Because she was going to have to wait for her prescription. No explanation mattered to her; there was no ability of the poor technician to fix the situation. The technician spoke softly—she was a small, brown-haired young woman in a white jacket. She was unfailingly polite and gentle. But the old lady refused any attempt at mollification. She kept yelling and yelling, kept reiterating that she wanted her prescription now and that it was unreasonable for her to wait. “There’s no one ahead of me,” she insisted. Of course failing to notice that there were other prescriptions being filled and that the stacks of prescription orders were rather high; yes, no one else was physically standing in front of her. It doesn’t mean that no one was ahead of her.

When faced with a foe, it is only natural to want to understand them. After the initial shock of an attack, whether it’s a coworker who unloads on you out of the blue, or a family member, or just someone you came in contact with at the store—understanding helps.

So eventually it came out: “I have a toothache and that medicine will make it stop hurting.” There was the reason for her seemingly unreasoning rage.

And so, when we look at the world, we’d like to find the reason for the conflicts we find. Surely there is a way to bring peace to those at war. When 911 happened, the first instinct of many was to wonder “what did we do? How have we offended them?” We seek to find an explanation, to assign guilt to ourselves for our suffering. When we look at combatants in the Middle East, we want to believe that there are two good sides to the argument and that there must be some way to bring about a resolution to the conflict. Surely if we make certain changes in how we behave as a nation, make better choices, say nicer words, then those who hate us will learn to love us and we can enjoy peace and harmony.

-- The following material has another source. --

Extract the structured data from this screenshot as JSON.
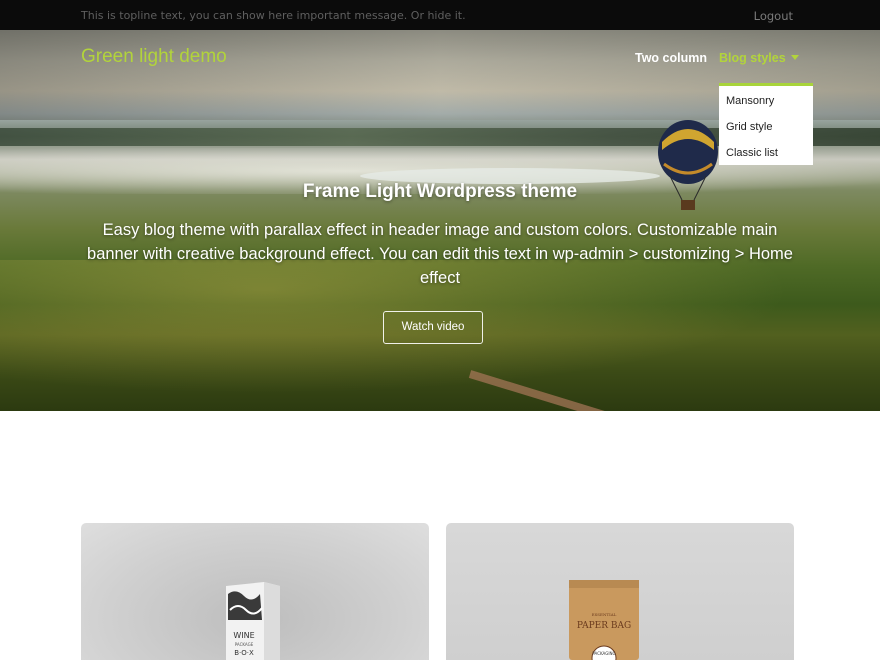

But sometimes, it isn’t so complicated. Sometimes, those who hate us aren’t reacting to a toothache or some perceived, whether legitimate or not, slight. Sometimes, there is no way to resolve the conflict. Sometimes, there can be no peace.

Such, sadly, is the case of Al-Qaeda and frankly, the other Moslim extremists out there. Frankly, it is also the case when it comes to Israel and groups such as Hamas, Hezbollah, the Moslem Brotherhood and the like. Peace simply isn’t possible with those who want but one thing: for you to convert or die. There is no middle ground, nothing to give, no hope.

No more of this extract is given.